Nonhuman Primates and Humanized Mice for Studies of HIV-1 Integrase Inhibitors: A Review

Abstract

Since the discovery of the first inhibitors of HIV replication, drug resistance has been a major problem in HIV therapy due in part to the high mutation rate of HIV. Therefore, the development of a predictive animal model is important to identify impending resistance mutations and to possibly inform treatment decisions. Significant advances have been made possible through use of nonhuman primates infected by SIV, SHIV, and simian-tropic HIV-1 (stHIV-1), and use of humanized mouse models of HIV-1 infections. In this review, we describe some of the findings from animal models used for the preclinical testing of integrase strand transfer inhibitors. These models have led to important findings about the potential role of integrase strand transfer inhibitors in both the prevention and treatment of HIV-1 infection.

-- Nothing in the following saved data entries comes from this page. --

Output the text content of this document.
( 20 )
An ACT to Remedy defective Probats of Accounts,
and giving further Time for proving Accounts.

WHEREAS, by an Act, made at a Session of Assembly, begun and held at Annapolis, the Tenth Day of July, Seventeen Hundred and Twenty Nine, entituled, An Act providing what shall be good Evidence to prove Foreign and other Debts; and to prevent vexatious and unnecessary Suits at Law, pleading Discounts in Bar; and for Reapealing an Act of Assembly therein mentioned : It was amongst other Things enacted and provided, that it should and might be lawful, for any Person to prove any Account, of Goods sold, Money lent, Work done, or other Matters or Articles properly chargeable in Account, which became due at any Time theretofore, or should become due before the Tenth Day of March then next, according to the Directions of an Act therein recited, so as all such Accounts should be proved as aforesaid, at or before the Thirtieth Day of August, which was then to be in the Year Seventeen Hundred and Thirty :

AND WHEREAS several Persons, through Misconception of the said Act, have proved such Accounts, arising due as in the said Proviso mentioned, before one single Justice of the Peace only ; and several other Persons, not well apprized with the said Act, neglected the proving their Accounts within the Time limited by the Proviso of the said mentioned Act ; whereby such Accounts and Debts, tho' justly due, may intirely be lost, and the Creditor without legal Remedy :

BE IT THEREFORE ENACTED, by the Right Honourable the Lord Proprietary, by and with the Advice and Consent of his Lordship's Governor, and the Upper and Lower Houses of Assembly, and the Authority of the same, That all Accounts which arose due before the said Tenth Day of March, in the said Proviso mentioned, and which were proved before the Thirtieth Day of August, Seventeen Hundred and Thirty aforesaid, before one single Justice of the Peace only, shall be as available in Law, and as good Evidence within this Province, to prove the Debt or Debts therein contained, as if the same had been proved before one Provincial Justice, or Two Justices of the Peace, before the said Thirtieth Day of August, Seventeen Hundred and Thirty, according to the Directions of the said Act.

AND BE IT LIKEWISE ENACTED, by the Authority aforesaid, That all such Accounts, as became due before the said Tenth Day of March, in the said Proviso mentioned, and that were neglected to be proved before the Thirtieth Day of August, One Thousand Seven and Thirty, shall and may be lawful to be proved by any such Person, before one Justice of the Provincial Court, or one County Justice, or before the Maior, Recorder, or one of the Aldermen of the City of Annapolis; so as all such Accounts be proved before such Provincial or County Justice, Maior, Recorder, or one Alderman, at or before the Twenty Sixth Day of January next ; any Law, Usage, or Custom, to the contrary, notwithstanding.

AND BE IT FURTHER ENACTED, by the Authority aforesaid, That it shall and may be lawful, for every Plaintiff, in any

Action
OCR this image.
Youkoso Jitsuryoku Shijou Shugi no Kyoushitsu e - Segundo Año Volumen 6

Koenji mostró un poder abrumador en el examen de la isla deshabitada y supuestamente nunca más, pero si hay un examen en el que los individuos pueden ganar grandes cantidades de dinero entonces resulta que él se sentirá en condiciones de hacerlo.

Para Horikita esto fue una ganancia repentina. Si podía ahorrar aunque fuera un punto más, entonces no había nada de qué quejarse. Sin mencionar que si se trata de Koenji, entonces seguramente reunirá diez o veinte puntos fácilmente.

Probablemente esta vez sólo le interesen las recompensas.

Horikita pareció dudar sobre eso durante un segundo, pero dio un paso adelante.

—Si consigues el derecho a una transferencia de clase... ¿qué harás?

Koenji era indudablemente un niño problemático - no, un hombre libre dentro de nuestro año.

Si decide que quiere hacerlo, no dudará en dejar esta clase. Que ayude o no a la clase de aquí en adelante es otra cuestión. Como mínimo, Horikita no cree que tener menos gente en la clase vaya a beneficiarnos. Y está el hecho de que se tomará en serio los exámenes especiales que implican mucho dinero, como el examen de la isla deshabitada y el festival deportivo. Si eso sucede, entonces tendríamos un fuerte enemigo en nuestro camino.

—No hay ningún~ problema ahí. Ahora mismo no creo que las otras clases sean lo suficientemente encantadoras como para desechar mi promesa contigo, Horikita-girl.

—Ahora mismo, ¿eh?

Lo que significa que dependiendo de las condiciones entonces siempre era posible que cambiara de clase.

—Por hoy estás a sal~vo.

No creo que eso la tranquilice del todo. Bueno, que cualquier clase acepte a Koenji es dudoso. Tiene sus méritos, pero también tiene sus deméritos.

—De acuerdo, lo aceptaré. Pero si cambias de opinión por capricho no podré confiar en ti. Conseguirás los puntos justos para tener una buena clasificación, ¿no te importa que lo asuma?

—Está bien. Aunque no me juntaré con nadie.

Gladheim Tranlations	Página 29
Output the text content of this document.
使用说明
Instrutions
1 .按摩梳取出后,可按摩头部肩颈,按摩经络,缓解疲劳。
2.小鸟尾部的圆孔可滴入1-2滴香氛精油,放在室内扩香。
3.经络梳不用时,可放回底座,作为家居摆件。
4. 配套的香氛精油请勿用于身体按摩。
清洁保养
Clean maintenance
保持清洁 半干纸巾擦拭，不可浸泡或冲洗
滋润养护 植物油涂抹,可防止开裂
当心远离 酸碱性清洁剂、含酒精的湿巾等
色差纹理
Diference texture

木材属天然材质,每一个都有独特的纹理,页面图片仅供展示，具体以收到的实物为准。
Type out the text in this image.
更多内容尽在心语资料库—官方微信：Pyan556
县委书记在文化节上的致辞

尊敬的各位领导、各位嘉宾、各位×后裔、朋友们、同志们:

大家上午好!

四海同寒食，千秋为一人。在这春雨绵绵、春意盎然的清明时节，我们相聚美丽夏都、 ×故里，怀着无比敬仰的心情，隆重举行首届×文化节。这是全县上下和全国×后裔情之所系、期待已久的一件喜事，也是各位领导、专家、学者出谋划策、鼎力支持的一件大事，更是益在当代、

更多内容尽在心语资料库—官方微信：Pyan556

Keywords: drug resistance mutations; integrase; integrase strand transfer inhibitors; nonhuman primates; simian immunodeficiency virus (SIV); simian-human immunodeficiency virus (SHIV); simian-tropic human immunodeficiency virus (stHIV-1).

Figure 1.

Multiple amino acid sequence alignment of HIV-1 subtype B and different SIV integrases. The HIV-1 subtype B integrase sequence is provided as a reference. Identical amino acid residues that are conserved across all six proteins are marked with an asterisk (*); residues similar to each other are marked with a colon (:); those that are less similar are marked with a period (.); and those that are not similar are not marked. Catalytic triad residues (D64, D116, and E152) and residues involved in main resistance pathways against integrase inhibitors (T66, E92, T97, G118, F121 G140, Y143, S147, Q148, N155, and R263) are shaded in gray. The GenBank accession numbers for the sequences used in this alignment are DQ676870 (HIV-1 subtype B), DQ307022 (HIV-2) FJ424864 (SIV_gorCP2139.1con), EF394356.1 (SIV_cpzTan1.910), M33262 (SIVmac239), and U58991 (SIV_agmTan-1). The multiple sequence alignment was performed using Clustal Omega software [–29].

Figure 2.

Schematic diagram of the genomic organization of HIV-1, HIV-2, SIV, stHIV-1 and SHIV viral genomes. HIV-1/SIVcpz encodes the vpu gene but lacks the vpx gene. HIV-2/SIVmac encodes vpx but not vpu. The gag polyprotein encodes matrix (MA), capsid (CA), and nucleocapsid (NC). The pol genomic region encodes the viral enzymes protease (PR), reverse transcriptase (RT), and integrase (IN). Gray- and black-shaded boxes indicate SIV- and HIV-derived sequences, respectively. Abbreviations: SIV, simian immunodeficiency virus; stHIV-1, simian-tropic human immunodeficiency virus; SHIV, simian-human immunodeficiency virus; SIVcpz, chimpanzee-derived; SIVmac, macaque-derived; RT, reverse transcriptase; LTR, long-terminal repeat; env, envelope glycoprotein.